Instruction Throughput/Latencies
Instruction throughput is measured in instructions per cycle (IPC) and measures how many instructions can be retired per cycle, if there are no data dependencies between them. Latencies on the other hand are measured in cycles per instruction and represent the number of cycles an instruction takes.

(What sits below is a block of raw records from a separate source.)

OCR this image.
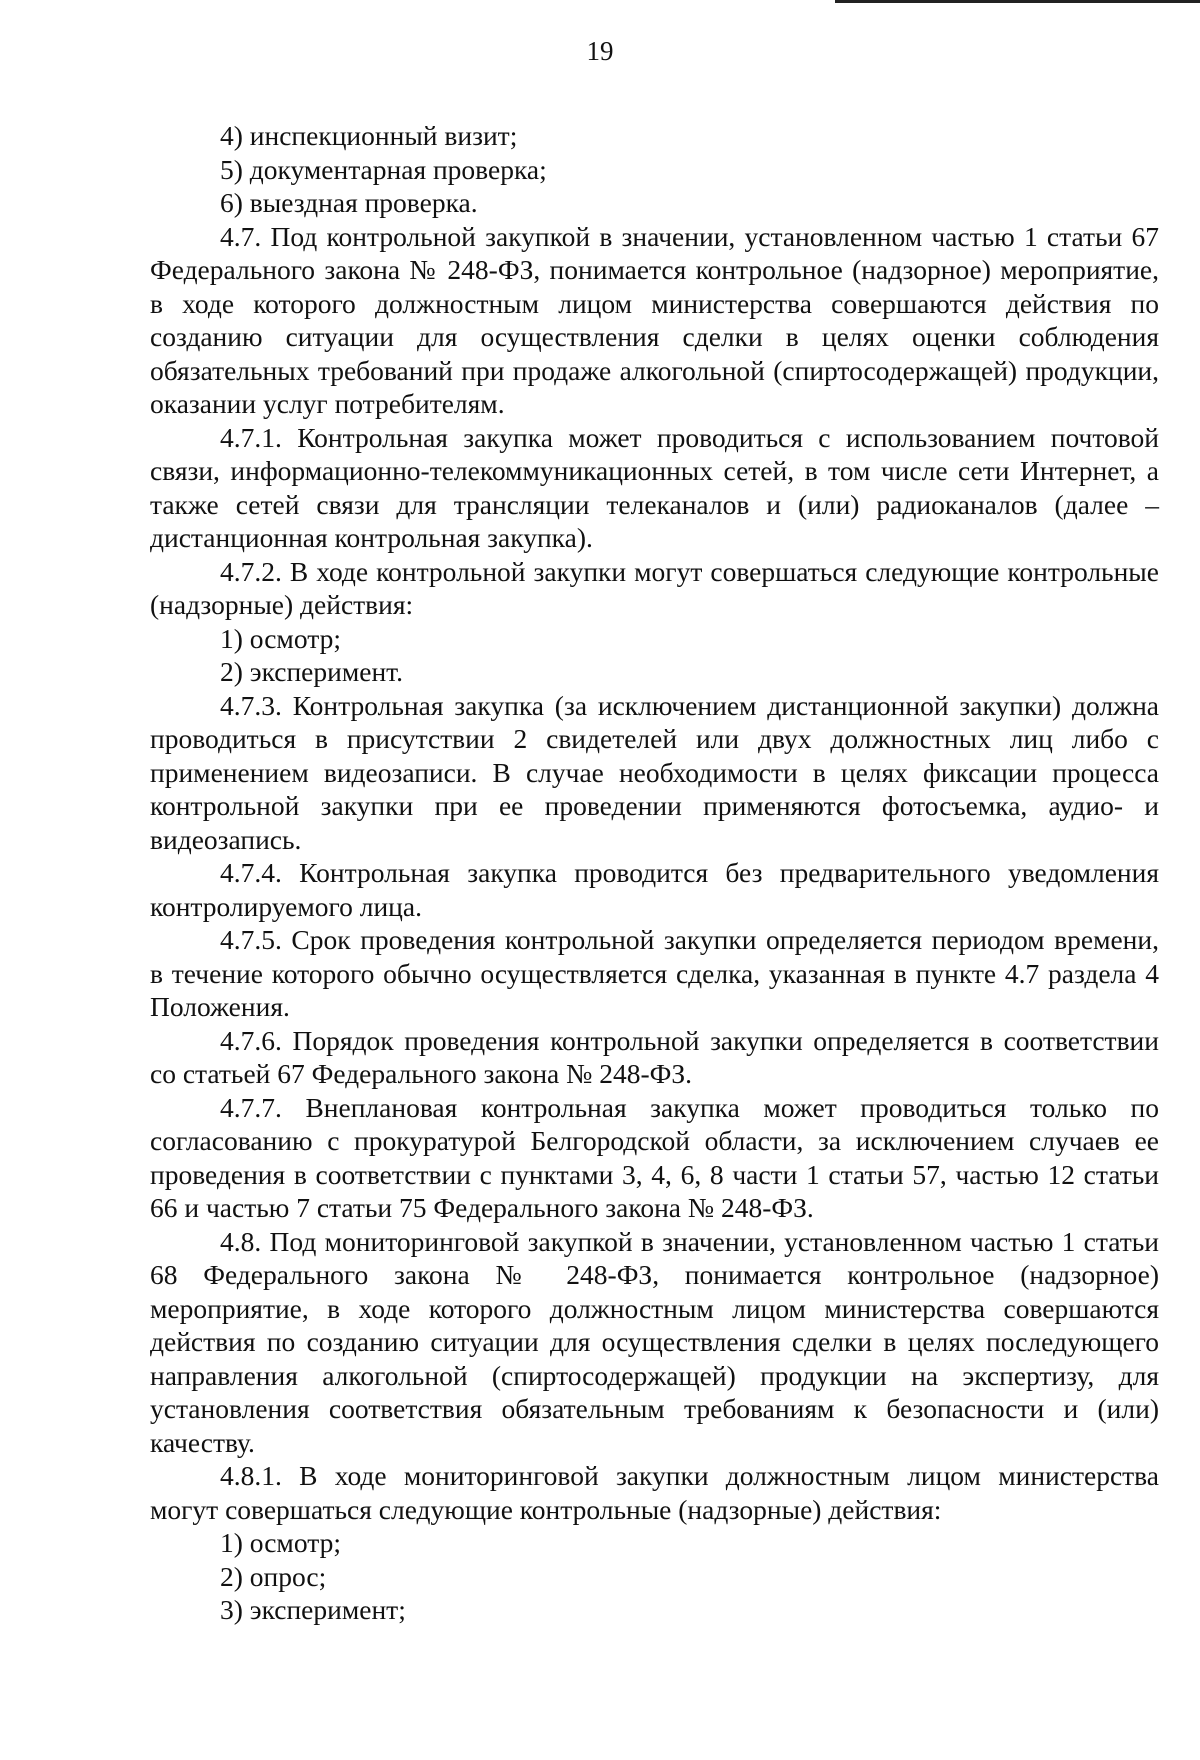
19

4) инспекционный визит;

5) документарная проверка;

6) выездная проверка.

4.7. Под контрольной закупкой в значении, установленном частью 1 статьи 67 Федерального закона № 248-ФЗ, понимается контрольное (надзорное) мероприятие, в ходе которого должностным лицом министерства совершаются действия по созданию ситуации для осуществления сделки в целях оценки соблюдения обязательных требований при продаже алкогольной (спиртосодержащей) продукции, оказании услуг потребителям.

4.7.1. Контрольная закупка может проводиться с использованием почтовой связи, информационно-телекоммуникационных сетей, в том числе сети Интернет, а также сетей связи для трансляции телеканалов и (или) радиоканалов (далее – дистанционная контрольная закупка).

4.7.2. В ходе контрольной закупки могут совершаться следующие контрольные (надзорные) действия:

1) осмотр;

2) эксперимент.

4.7.3. Контрольная закупка (за исключением дистанционной закупки) должна проводиться в присутствии 2 свидетелей или двух должностных лиц либо с применением видеозаписи. В случае необходимости в целях фиксации процесса контрольной закупки при ее проведении применяются фотосъемка, аудио- и видеозапись.

4.7.4. Контрольная закупка проводится без предварительного уведомления контролируемого лица.

4.7.5. Срок проведения контрольной закупки определяется периодом времени, в течение которого обычно осуществляется сделка, указанная в пункте 4.7 раздела 4 Положения.

4.7.6. Порядок проведения контрольной закупки определяется в соответствии со статьей 67 Федерального закона № 248-ФЗ.

4.7.7. Внеплановая контрольная закупка может проводиться только по согласованию с прокуратурой Белгородской области, за исключением случаев ее проведения в соответствии с пунктами 3, 4, 6, 8 части 1 статьи 57, частью 12 статьи 66 и частью 7 статьи 75 Федерального закона № 248-ФЗ.

4.8. Под мониторинговой закупкой в значении, установленном частью 1 статьи 68 Федерального закона № 248-ФЗ, понимается контрольное (надзорное) мероприятие, в ходе которого должностным лицом министерства совершаются действия по созданию ситуации для осуществления сделки в целях последующего направления алкогольной (спиртосодержащей) продукции на экспертизу, для установления соответствия обязательным требованиям к безопасности и (или) качеству.

4.8.1. В ходе мониторинговой закупки должностным лицом министерства могут совершаться следующие контрольные (надзорные) действия:

1) осмотр;

2) опрос;

3) эксперимент;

| Inst | Cortex-X3 Tp | Cortex-X3 Lat | Cortex-A715 Tp | Cortex-A715 Lat | Cortex-A510 Tp | Cortex-A510 Lat | Ampere-1a Tp | Ampere-1a Lat |
|---|---|---|---|---|---|---|---|---|
| MTE | ||||||||
irg | 1.34 | 1.99 | 1.00 | 2.00 | 0.50 | 3.00 | 0.29 | 3.47 |
addg | 2.01 | 1.99 | 3.81 | 1.00 | 2.22 | 2.00 | 2.00 | 2.01 |
subg | 2.01 | 1.99 | 3.81 | 1.00 | 2.22 | 2.00 | 2.00 | 1.00 |
subp | 3.49 | 0.99 | 3.81 | 1.00 | 2.50 | 2.00 | 3.82 | 1.00 |
subps | 2.88 | 0.99 | 3.80 | 1.00 | 2.50 | 2.00 | 1.91 | 1.00 |
stg | 1.00 | – | 1.81 | – | 1.00 | – | 1.00 | – |
st2g | 1.00 | – | 1.84 | – | 0.46 | – | 0.50 | – |
stzg | 1.00 | – | 1.84 | – | 0.98 | – | 1.00 | – |
st2zg | 0.34 | – | 1.79 | – | 0.45 | – | 0.50 | – |
stgp | 1.00 | – | 1.69 | – | 0.98 | – | 1.00 | – |
ldg | 2.92 | – | 1.91 | – | 0.93 | – | 1.96 | – |
| PAC | ||||||||
pacdza | 1.01 | 4.97 | 1.51 | 5.00 | 0.20 | 4.99 | 0.50 | 6.98 |
pacda | 1.01 | 4.97 | 1.42 | 5.00 | 0.20 | 5.00 | 0.50 | 7.02 |
autdza | 1.01 | 4.97 | 1.51 | 5.00 | 0.20 | 7.99 | 0.45 | 6.98 |
autda | 1.01 | 4.97 | 1.43 | 5.00 | 0.20 | 7.99 | 0.50 | 6.98 |
xpacd | 1.01 | 1.99 | 1.56 | 2.00 | 0.20 | 4.99 | 0.50 | 6.98 |
The numbers for the Cortex cores are taken from the Cage paper. To reproduce them, take a look at the Appendix A.
Overall, it seems MTE performs quite well on the Ampere chips. While performing the benchmarks for the Cage paper, I would have loved to have access to a machine with proper cooling, more cores, RAM, and without having to run Android. I’m curious to see if other vendors follow suit and also implement MTE in their chips.